Segundo o jornal, estavam 25 militares na enfermaria na tarde de 4 de setembro, incluindo os dois jovens que vieram a falecer. O médico de serviço abandonou as instalações às 19h00 horas depois de considerar os doentes não urgentes, deixando as mais de 20 vítimas ao cuidado de dois enfermeiros e dois socorristas. O médico em causa alega que saiu para ir preparar o Hospital das Forças Armadas para receber as vítimas. De acordo com a informação citada pelo Correio da Manhã, não foi chamado outro médico que estava de escala para aquele curso dos comandos.

Pouco depois das 20h30, os enfermeiros chamaram o INEM. Hugo Abreu, que se sentia mal desde o início da tarde, tinha entrado em paragem cardiorrespiratória. Quando o INEM chegou, às 21h00, estava morto e outro militar, Dylan Silva, encontrava-se em pré-coma com falência de órgãos por causa de desidratação. Foi levado para o Hospital do Barreiro, acabando por falecer no Hospital Curry Cabral, em Lisboa, no dia 10.

Os exames de toxicologia que foram realizados aos dois militares não encontraram vestígios de substâncias dopantes que possam ter acelerado os processos de desidratação extrema que sofreram.
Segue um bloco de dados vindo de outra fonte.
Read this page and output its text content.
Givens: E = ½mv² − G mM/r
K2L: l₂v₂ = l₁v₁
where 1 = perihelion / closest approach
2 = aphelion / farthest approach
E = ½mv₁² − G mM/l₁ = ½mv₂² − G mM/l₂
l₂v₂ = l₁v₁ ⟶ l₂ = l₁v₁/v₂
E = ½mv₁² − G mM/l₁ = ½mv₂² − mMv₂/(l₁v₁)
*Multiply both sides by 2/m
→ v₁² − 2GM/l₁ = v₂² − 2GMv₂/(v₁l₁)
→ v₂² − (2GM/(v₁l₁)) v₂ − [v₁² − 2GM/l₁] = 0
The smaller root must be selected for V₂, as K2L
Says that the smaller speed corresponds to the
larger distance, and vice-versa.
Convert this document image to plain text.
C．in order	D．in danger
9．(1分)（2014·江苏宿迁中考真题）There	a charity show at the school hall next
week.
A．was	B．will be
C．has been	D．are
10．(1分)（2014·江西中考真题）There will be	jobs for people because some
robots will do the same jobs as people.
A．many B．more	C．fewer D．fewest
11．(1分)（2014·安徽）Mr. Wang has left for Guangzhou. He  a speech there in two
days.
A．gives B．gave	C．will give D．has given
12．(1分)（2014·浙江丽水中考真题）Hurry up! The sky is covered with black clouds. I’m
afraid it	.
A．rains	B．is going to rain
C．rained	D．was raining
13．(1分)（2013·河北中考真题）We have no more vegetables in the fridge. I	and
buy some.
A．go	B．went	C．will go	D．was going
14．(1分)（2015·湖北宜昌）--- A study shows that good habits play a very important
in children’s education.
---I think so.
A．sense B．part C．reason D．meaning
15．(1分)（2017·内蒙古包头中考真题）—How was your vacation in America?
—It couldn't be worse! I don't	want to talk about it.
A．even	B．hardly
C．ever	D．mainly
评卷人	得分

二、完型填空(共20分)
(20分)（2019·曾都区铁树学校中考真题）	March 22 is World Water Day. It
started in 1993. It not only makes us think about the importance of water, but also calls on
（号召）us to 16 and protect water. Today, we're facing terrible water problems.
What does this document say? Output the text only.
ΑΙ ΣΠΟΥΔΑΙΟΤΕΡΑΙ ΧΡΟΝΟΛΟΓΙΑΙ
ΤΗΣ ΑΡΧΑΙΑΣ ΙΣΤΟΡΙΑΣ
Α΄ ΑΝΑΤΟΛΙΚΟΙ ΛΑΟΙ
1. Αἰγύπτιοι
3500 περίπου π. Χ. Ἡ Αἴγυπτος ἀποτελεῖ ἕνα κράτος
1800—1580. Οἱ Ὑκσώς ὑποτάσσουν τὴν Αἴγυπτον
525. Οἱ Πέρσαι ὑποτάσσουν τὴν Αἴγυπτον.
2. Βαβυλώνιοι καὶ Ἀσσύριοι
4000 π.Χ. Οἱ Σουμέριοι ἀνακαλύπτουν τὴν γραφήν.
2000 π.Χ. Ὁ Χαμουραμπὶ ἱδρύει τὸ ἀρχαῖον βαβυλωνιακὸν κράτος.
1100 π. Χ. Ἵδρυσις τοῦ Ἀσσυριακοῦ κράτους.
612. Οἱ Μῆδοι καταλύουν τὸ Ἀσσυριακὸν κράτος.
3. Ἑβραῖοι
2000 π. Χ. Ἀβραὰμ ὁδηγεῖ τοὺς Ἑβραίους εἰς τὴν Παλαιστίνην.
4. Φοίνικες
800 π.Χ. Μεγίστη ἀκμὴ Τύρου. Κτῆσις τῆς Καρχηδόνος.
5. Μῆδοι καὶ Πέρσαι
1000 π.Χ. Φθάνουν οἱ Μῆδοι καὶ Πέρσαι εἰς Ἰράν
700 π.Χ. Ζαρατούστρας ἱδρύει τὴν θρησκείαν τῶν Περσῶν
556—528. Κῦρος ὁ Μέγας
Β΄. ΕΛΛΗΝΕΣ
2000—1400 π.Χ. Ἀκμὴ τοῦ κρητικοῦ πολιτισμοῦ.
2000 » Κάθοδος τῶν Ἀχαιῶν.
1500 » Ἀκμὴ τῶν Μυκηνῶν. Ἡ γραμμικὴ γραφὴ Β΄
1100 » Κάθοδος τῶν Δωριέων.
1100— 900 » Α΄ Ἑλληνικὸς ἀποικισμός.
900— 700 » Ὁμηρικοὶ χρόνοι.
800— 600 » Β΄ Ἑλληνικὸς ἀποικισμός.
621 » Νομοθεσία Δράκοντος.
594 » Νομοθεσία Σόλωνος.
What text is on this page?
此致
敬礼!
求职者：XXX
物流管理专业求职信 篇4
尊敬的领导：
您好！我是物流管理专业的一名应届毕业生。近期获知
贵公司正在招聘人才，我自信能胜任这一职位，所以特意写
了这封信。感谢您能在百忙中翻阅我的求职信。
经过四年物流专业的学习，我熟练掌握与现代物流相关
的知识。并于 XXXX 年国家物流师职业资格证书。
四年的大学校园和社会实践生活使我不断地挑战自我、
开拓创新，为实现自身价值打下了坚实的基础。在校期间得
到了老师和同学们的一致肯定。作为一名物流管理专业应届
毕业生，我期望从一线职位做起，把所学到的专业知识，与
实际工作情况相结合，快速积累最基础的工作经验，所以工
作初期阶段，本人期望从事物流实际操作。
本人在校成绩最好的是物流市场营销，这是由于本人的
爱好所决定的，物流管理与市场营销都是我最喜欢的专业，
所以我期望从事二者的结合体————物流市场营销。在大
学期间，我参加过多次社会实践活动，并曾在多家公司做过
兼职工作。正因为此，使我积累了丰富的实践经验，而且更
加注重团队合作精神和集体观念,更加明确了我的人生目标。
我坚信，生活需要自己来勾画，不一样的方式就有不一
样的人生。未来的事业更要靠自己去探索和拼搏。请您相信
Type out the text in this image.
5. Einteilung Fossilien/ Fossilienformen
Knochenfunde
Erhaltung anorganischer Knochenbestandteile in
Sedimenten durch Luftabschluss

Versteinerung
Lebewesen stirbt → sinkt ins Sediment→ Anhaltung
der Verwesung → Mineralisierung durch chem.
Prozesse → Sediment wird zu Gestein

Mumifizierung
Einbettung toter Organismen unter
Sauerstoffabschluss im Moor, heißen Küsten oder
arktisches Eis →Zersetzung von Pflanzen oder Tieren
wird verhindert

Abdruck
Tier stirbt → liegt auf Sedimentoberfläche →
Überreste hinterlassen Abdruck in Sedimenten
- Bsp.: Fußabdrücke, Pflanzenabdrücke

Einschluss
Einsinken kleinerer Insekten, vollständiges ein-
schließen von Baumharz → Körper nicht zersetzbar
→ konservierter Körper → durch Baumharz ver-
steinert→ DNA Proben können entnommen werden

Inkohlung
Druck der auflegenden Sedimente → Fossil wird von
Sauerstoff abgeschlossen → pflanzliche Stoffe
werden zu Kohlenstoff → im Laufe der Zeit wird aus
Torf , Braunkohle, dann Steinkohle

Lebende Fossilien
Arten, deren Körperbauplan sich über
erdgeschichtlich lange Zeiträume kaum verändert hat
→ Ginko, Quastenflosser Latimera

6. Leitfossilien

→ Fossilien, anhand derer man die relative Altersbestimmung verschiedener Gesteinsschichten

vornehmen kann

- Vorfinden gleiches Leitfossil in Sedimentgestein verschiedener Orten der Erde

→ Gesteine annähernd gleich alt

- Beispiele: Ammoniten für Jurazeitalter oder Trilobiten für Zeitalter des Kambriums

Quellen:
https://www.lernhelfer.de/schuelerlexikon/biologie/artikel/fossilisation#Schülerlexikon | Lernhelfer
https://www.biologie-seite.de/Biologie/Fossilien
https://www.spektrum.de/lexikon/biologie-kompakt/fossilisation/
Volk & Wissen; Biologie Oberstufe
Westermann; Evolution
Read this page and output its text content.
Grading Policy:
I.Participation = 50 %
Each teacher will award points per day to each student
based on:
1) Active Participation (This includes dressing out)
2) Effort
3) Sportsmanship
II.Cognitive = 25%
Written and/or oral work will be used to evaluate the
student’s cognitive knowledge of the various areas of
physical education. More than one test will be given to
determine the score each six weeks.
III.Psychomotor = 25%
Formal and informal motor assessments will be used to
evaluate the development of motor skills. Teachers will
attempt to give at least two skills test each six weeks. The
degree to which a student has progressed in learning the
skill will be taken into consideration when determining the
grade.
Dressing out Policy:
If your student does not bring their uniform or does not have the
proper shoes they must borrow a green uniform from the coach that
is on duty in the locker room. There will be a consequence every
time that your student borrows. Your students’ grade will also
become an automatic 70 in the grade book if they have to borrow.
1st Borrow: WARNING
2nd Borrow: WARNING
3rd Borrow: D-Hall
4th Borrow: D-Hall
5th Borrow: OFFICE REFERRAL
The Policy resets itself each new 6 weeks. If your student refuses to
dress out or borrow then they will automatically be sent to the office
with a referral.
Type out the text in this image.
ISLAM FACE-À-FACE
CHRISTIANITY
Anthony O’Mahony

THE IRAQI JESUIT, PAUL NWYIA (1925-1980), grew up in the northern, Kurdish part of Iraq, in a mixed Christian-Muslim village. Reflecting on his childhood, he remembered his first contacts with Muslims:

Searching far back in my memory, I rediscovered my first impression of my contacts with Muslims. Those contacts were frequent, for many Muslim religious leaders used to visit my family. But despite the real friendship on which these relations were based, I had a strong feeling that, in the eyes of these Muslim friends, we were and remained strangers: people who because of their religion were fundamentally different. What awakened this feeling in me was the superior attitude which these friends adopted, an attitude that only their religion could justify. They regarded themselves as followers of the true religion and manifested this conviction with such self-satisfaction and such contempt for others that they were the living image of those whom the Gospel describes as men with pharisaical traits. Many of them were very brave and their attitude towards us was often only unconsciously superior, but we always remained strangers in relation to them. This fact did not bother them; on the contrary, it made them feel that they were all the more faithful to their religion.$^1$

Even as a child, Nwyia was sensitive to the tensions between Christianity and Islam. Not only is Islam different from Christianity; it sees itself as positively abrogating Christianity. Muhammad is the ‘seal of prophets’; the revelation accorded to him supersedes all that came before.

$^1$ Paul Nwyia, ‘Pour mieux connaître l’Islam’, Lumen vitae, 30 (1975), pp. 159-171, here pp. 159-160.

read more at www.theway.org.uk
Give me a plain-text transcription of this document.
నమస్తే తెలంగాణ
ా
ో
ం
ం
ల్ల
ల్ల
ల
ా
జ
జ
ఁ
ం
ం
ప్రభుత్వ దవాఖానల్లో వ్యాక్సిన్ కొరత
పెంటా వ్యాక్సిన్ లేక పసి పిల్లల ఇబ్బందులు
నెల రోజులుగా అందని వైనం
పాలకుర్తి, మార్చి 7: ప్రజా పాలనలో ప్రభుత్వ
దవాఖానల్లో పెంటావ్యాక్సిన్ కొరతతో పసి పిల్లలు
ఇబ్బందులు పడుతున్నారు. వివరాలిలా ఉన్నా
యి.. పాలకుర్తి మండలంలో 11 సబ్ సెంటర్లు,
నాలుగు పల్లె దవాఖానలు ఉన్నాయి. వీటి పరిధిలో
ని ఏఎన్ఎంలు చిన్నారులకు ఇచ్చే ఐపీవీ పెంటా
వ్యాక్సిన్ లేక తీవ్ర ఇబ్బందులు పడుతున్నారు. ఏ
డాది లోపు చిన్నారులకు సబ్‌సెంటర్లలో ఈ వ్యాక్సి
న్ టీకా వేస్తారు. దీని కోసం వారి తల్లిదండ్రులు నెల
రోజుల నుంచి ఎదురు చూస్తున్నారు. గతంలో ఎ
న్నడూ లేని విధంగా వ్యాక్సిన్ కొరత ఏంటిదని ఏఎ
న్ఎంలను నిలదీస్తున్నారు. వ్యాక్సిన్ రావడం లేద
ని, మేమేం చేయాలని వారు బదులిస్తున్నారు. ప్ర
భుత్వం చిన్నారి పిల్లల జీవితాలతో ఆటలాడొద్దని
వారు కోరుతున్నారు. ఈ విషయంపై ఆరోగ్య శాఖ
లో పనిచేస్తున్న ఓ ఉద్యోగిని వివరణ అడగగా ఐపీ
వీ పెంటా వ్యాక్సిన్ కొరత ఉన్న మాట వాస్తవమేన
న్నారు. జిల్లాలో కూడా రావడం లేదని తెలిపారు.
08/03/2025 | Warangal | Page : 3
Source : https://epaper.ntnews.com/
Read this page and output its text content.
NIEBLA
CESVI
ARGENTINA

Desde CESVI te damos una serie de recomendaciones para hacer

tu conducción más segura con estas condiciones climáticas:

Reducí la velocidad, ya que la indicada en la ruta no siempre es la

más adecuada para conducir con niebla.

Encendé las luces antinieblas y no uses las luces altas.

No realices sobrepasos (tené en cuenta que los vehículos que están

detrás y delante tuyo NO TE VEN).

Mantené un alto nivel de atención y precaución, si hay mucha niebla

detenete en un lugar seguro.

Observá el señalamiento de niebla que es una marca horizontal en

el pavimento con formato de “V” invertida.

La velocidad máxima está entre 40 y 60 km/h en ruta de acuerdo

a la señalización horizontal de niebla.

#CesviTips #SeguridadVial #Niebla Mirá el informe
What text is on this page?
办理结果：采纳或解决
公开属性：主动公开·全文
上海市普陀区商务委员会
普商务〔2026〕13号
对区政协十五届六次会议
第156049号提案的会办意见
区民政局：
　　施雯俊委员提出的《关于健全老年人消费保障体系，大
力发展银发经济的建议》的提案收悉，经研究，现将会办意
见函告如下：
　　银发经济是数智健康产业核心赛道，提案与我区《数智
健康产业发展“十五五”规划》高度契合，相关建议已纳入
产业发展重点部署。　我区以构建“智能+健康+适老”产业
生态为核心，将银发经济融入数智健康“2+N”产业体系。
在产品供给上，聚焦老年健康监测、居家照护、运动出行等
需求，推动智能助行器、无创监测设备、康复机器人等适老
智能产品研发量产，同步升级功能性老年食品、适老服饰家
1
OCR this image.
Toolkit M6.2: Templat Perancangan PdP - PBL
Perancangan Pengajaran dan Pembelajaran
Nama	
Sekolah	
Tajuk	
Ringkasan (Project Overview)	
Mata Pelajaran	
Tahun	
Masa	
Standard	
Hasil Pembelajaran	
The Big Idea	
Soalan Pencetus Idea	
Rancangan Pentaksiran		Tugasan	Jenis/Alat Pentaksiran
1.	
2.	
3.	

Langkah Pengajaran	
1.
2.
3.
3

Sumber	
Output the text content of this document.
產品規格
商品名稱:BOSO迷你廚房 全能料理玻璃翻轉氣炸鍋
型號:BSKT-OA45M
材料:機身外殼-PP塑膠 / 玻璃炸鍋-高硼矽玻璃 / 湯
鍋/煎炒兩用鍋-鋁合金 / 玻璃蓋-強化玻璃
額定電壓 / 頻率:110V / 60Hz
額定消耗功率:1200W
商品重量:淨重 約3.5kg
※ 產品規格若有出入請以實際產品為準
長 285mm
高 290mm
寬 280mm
O jornal descreve ainda um episódio que aconteceu no mesmo dia, um domingo excecionalmente quente, com temperatura máxima de 36 graus. Quatro comandos desfaleceram logo nos primeiros treinos da manhã. Não almoçaram, foram apenas hidratados e depois integrados na formatura e tiro de combate. Quando voltaram a cair, houve a intervenção do médico dos comandos, que segundo o Correio da Manhã, terá dado ordens para que os militares rastejarem até à ambulância.